Here are some of the high points from my Newton experience:

• Never having to save files. Files are always saved. In fact, there were a few times over the years when the Newton rebooted or the battery died while I was in the middle of writing a note. After restarting, the note was usually only a word or two behind what I'd been writing.

• Ultrahigh reliability. Other than the Ricochet problem, the Newton rarely crashed (just a few times per year, not counting those caused by software testing, which I did a lot of), and almost never lost data. In fact, it was so reliable that I became quite blase about backups, and I never really worried about installing third-party software.

• Extraordinary battery life. My Newton would run for upward of 20 hours with the backlight off, even with the Ethernet and flash PC cards installed. I think the Newton was designed to keep the Ethernet card pretty much entirely turned off when it wasn't in use; I couldn't see a difference in battery life with it in or out. The flash card was used constantly, since it held a lot of software and data. With the backlight on, battery life was still in excess of eight hours.

This kind of battery life makes a huge difference in usability. I could sit in conferences and leave the Newton on for hours, continuously ready to take more notes. Even though the Newton turns on and off in about a second, I could set the idle timer to wait half an hour before turning the unit off automatically; battery life was just no big deal. I could also take weekend trips without taking along a power adapter. For trips up to about a week long, I'd bring along a spare battery pack and still not bother with the power adapter.

I notice that the electroluminescent backlight on my Newton is really dim now. It probably hasn't gotten any worse since 2004, but I probably just got used to it as it dimmed over time.

• The case had a nice high-friction coating. The slightly rubbery surface made it really easy to hang onto the Newton. Some people had a lot of trouble with this coating rubbing off, but it held up fine on mine. I'm sure that it helped a lot that I kept the Newton in a zippered slipcase made from a large travel wallet.

• The user interface for the notes application was basically like a continuous scroll of paper.

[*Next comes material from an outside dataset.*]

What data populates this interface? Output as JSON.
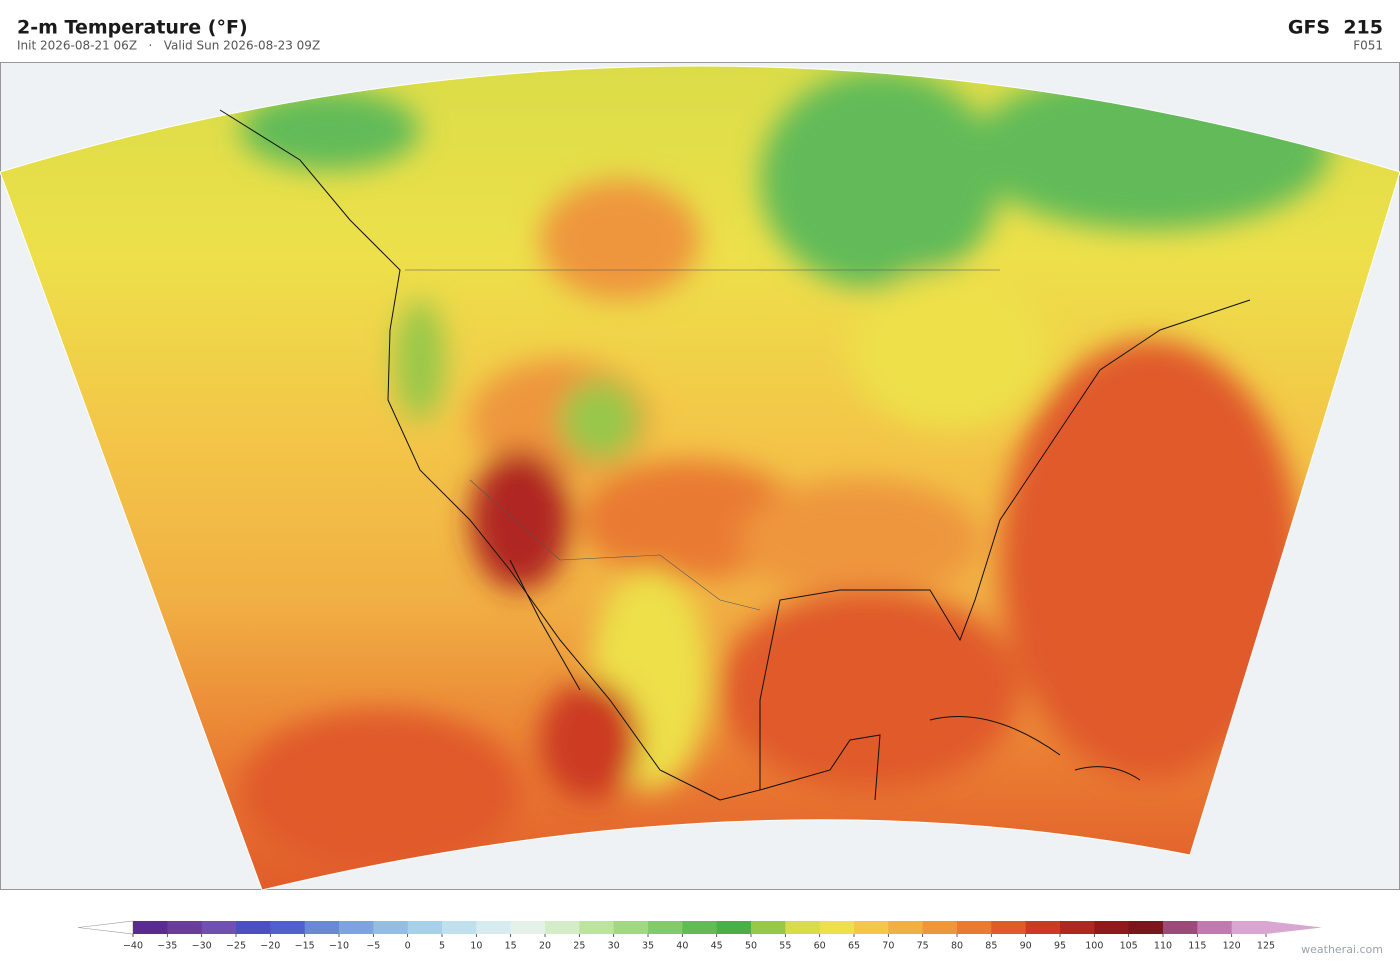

This seemed a lot more convenient than treating each note like a separate document. On the other hand, it put a lot of pressure on the scrolling controls. By the time I had hundreds of notes in the machine, I needed something more than the standard scroll arrows. Fortunately, Newton developers noticed this need, and there were good software solutions available.

• The recognizer was an excellent match for my fairly neat printing. When I (or the recognizer) made mistakes, they were usually easy to correct by double-tapping the word to get a list of likely substitutes. I did notice that the list of suggested fixes seemed to be based exclusively on likely recognition errors; it would have been useful to get spelling corrections too.

• Direct overwrite also worked well. If I could see a single letter that was misrecognized, it was usually faster to just write the correct letter over it. Today's Tablet PCs don't respond well to this approach, and I think that's a major omission.

The default mode of operation was that text was always recognized and converted to a font-based display, as opposed to the default in Tablet PC today, which is to recognize the text but leave the ink on the display. This creates the potential for the user to be distracted by the recognition process (and errors) but leads to higher-quality recognized text. This trade-off favors experienced users at the expense of initial impressions, but I think that's the right trade-off to make.

And there's a subtle point here: the default Newton font looks like very neat handwriting--a lot like the lettering in comic books. This means that characters with similar handwritten shapes have similar font shapes too. So if the Newton misrecognized a letter here or there, the resulting word was easier to read correctly by virtue of the same skill that helps people read bad handwriting.

In reviewing this "Newton Notes" list, I realize that there were a lot of things that bothered me at one time or another about how the Newton worked, and I spent a lot of time thinking up ways to improve the software and hardware. I'll blog about these notes later.